How Do I See If A File Has Been Compressed?
A typical file, in the icon version of the display, would be an icon. However, once compressed, the icon would look slightly different. If a file has been compressed, its icon would have two arrows (mostly blue in color) pointing to one another, on the top right corner.
Well, Great! If My Computer Is Smart Enough To Reduce File Size, For Already Existing Things Automatically, Why Do I Want To Stop It?
Automatic File Compression, often makes it harder to access files. This is because every time you would want to access a folder that has been reduced, it first needs to be decompressed and then accessed. The extra time might be little to nothing, but it is still a tiny delay in accessibility. It is always possible to manually decompress any files that you find compressed.
To do so, right-click on the particular file that you want to decompress and select properties. Then:
- Click on the advanced button in the general tab.
- Unselect the box saying “compress contents to save the disc space” and click OK.
- Now, there might be another option asking if you would like to decompress the subfolders, and you could select that if that is what you want.
How To Disable Automatic File Compression?
Three significant ways to perform this task are listed below. They are all used in different scenarios, and you could use the one that suits you the most at the moment!
Using The Command Prompt
This method deals with using the command prompt to stop the automated process. Open your command prompt, by typing cmd, on the start button’s search field, and right-clicking run as administrator, when it shows up as one of the results.
The steps are as follows:
- Login using administrator rights,
- Once the prompt opens, type: fsutil behavior set disablecompression 1
- After typing this, press enter.
- Once you have finished this in the command prompt, you will be required to reboot your device, after which the automatic file compression should be disabled.

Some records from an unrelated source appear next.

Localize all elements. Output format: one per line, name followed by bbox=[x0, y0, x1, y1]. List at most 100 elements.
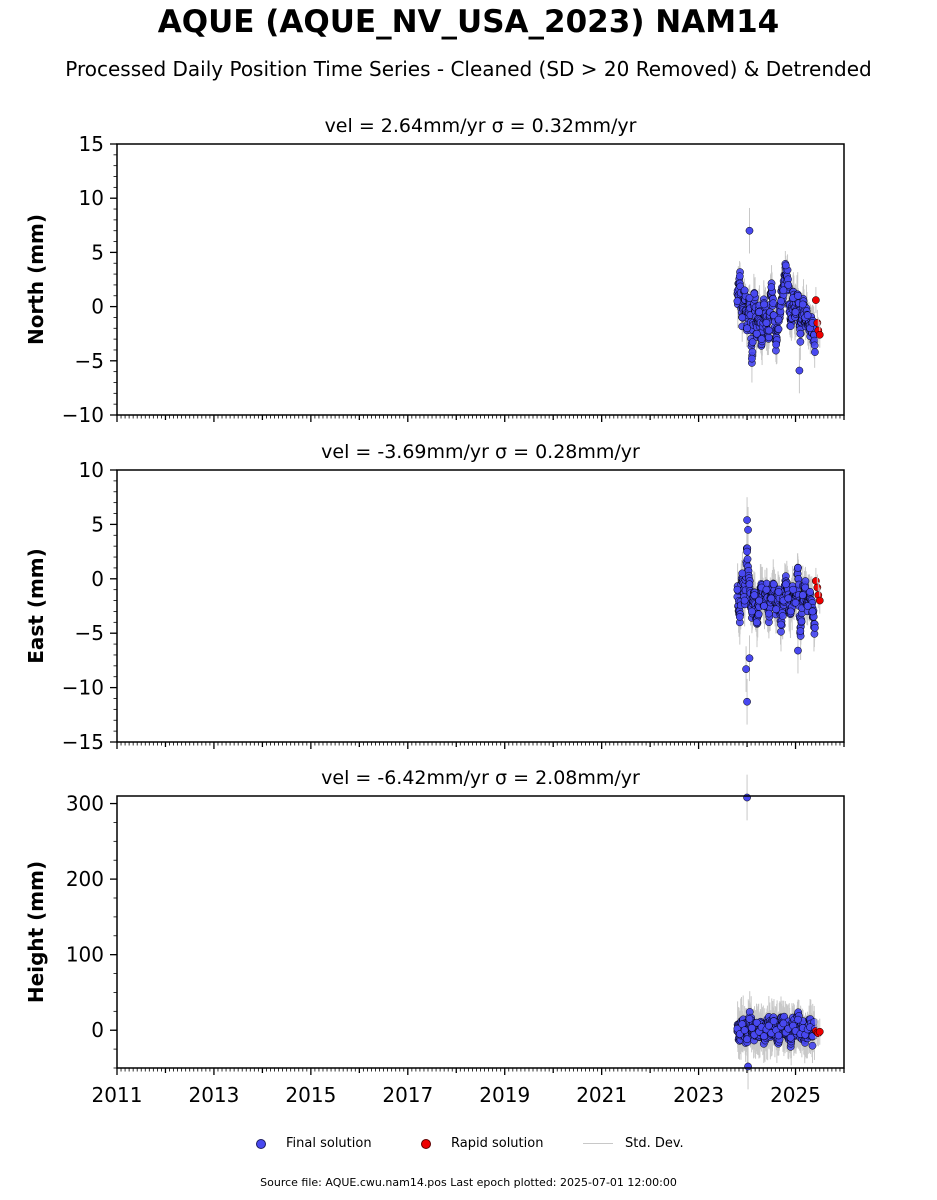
outlier-point bbox=[743, 516, 751, 524]
final-point bbox=[750, 591, 759, 599]
final-point bbox=[774, 315, 783, 324]
y-tick-label: −10 bbox=[62, 403, 104, 427]
legend-final-marker bbox=[256, 1138, 266, 1149]
final-point bbox=[769, 1017, 778, 1026]
rapid-point bbox=[812, 296, 820, 304]
final-point bbox=[765, 326, 773, 335]
x-tick-label: 2025 bbox=[770, 1083, 821, 1107]
y-tick-label: 300 bbox=[66, 792, 104, 816]
y-tick-label: 5 bbox=[91, 240, 104, 264]
x-tick-label: 2019 bbox=[479, 1083, 530, 1107]
final-point bbox=[743, 1035, 751, 1044]
x-tick-label: 2011 bbox=[92, 1083, 143, 1107]
final-point bbox=[748, 348, 757, 356]
final-point bbox=[796, 337, 805, 346]
final-point bbox=[779, 286, 788, 295]
y-tick-label: 0 bbox=[91, 1018, 104, 1042]
x-tick-label: 2021 bbox=[576, 1083, 627, 1107]
legend-item-rapid: Rapid solution bbox=[421, 1136, 543, 1151]
final-point bbox=[760, 602, 768, 610]
final-point bbox=[748, 1024, 756, 1032]
final-point bbox=[772, 605, 780, 614]
final-point bbox=[794, 564, 802, 572]
y-tick-label: 5 bbox=[91, 512, 104, 536]
final-point bbox=[760, 300, 768, 309]
final-point bbox=[752, 618, 761, 627]
legend-item-std: Std. Dev. bbox=[583, 1136, 684, 1151]
outlier-point bbox=[744, 525, 752, 534]
legend-rapid-label: Rapid solution bbox=[451, 1136, 544, 1151]
legend-rapid-marker bbox=[421, 1138, 431, 1149]
final-point bbox=[738, 313, 747, 322]
final-point bbox=[750, 289, 759, 298]
x-tick-label: 2013 bbox=[188, 1083, 239, 1107]
final-point bbox=[748, 607, 756, 616]
outlier-point bbox=[745, 226, 754, 235]
final-point bbox=[794, 291, 802, 300]
y-tick-label: 100 bbox=[66, 943, 104, 967]
final-point bbox=[765, 609, 773, 618]
final-point bbox=[743, 324, 751, 333]
y-axis-label: Height (mm) bbox=[24, 861, 48, 1003]
final-point bbox=[769, 311, 778, 320]
final-point bbox=[772, 340, 780, 349]
rapid-point bbox=[815, 596, 824, 605]
legend: Final solution Rapid solution Std. Dev. bbox=[0, 1136, 937, 1158]
final-point bbox=[760, 1032, 768, 1041]
final-point bbox=[762, 585, 771, 594]
final-point bbox=[810, 341, 819, 350]
rapid-point bbox=[815, 330, 824, 339]
final-point bbox=[778, 612, 787, 620]
final-point bbox=[738, 569, 747, 578]
final-point bbox=[745, 1015, 754, 1023]
final-point bbox=[811, 348, 819, 356]
final-point bbox=[735, 613, 744, 621]
final-point bbox=[748, 338, 757, 346]
final-point bbox=[774, 325, 783, 333]
final-point bbox=[798, 300, 807, 309]
final-point bbox=[740, 596, 749, 605]
panel-title: vel = -3.69mm/yr σ = 0.28mm/yr bbox=[321, 441, 640, 463]
final-point bbox=[743, 555, 752, 563]
final-point bbox=[762, 319, 771, 327]
legend-std-marker bbox=[583, 1143, 613, 1144]
final-point bbox=[774, 1031, 783, 1040]
final-point bbox=[779, 1019, 788, 1028]
final-point bbox=[803, 602, 812, 610]
plot-frame bbox=[116, 469, 845, 743]
time-series-plots: vel = 2.64mm/yr σ = 0.32mm/yr North (mm) −… bbox=[24, 115, 845, 1107]
final-point bbox=[801, 583, 810, 592]
final-point bbox=[811, 623, 819, 632]
final-point bbox=[767, 594, 776, 603]
y-tick-label: 0 bbox=[91, 295, 104, 319]
y-tick-label: −5 bbox=[75, 621, 104, 645]
final-point bbox=[733, 585, 742, 594]
panel-title: vel = 2.64mm/yr σ = 0.32mm/yr bbox=[325, 115, 637, 137]
outlier-point bbox=[744, 1062, 752, 1071]
final-point bbox=[767, 283, 776, 291]
final-point bbox=[803, 311, 812, 320]
final-point bbox=[784, 281, 793, 289]
final-point bbox=[745, 294, 754, 302]
final-point bbox=[755, 596, 764, 605]
legend-std-label: Std. Dev. bbox=[625, 1136, 684, 1151]
y-tick-label: −10 bbox=[62, 676, 104, 700]
y-axis-label: East (mm) bbox=[24, 548, 48, 664]
source-footer: Source file: AQUE.cwu.nam14.pos Last epo… bbox=[260, 1176, 677, 1189]
outlier-point bbox=[743, 793, 751, 802]
chart-title: AQUE (AQUE_NV_USA_2023) NAM14 bbox=[157, 4, 780, 40]
final-point bbox=[765, 1021, 773, 1030]
y-tick-label: −5 bbox=[75, 349, 104, 373]
final-point bbox=[757, 335, 766, 343]
final-point bbox=[808, 607, 817, 616]
outlier-point bbox=[742, 665, 750, 673]
final-point bbox=[794, 1015, 802, 1024]
y-tick-label: 15 bbox=[79, 132, 104, 156]
final-point bbox=[740, 286, 749, 295]
legend-final-label: Final solution bbox=[286, 1136, 372, 1151]
final-point bbox=[801, 577, 810, 585]
y-tick-label: 10 bbox=[79, 186, 104, 210]
y-tick-label: −15 bbox=[62, 730, 104, 754]
final-point bbox=[806, 588, 814, 596]
plot-frame bbox=[116, 143, 845, 416]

This method utilizes the concept of making a registry change to your device, following the below mentioned steps:
- Type regedit at the search field after pressing the search button. After this, you need to go to this particular location of your device:
- Once, you have reached this location, search for: NtfsDisableCompression
- Double click the above finding and change the number at “Value Data” from 0 to 1.
- Click OK once that is done, and it should be a success.
After this process is done, you again need to reboot your computer, and automatic compression should be disabled.
Windows Local Group Policy Editor
This method can only be used if you have a professional or enterprise version of the Windows operating system. A simple home computer seldom has one of those, and hence cannot use this method.
Similar to the previous methods, press start, and type gpedit.msc on the search field. After that is done, you need to reach the following location:
Computer Configuration\Administrative Templates\System\Filesystem\NTFS
After successful navigation, press:
‘Do not allow compression on all NTFS volumes’
On the new window that pops open, change the configuration by selecting ‘Enabled’, in place of ‘Not Configured’.
To check for an unproblematic process, you could open your Local Group Policy Editor and see ‘Do not allow compression on all NTFS volumes’ in the list.
Once you have made the changes, reboot your device, and you are good to go!
The above methods should typically work, and in case of any problems, a simple google search can do wonders. Awareness to perform tasks such as these are essential to make a device last longer and know it better.
Hopefully, that gave you a good idea about how to go on with doing a simple procedure to customize your OS and your device in a better manner. Similar to this, there are various other methods to perform tiny tasks to increase efficiency and have better working experience. The above methods are relatively simple and can be achieved by anyone, as they are suited for different types of computers. Explore your device more to try and find more hacks for similar problems!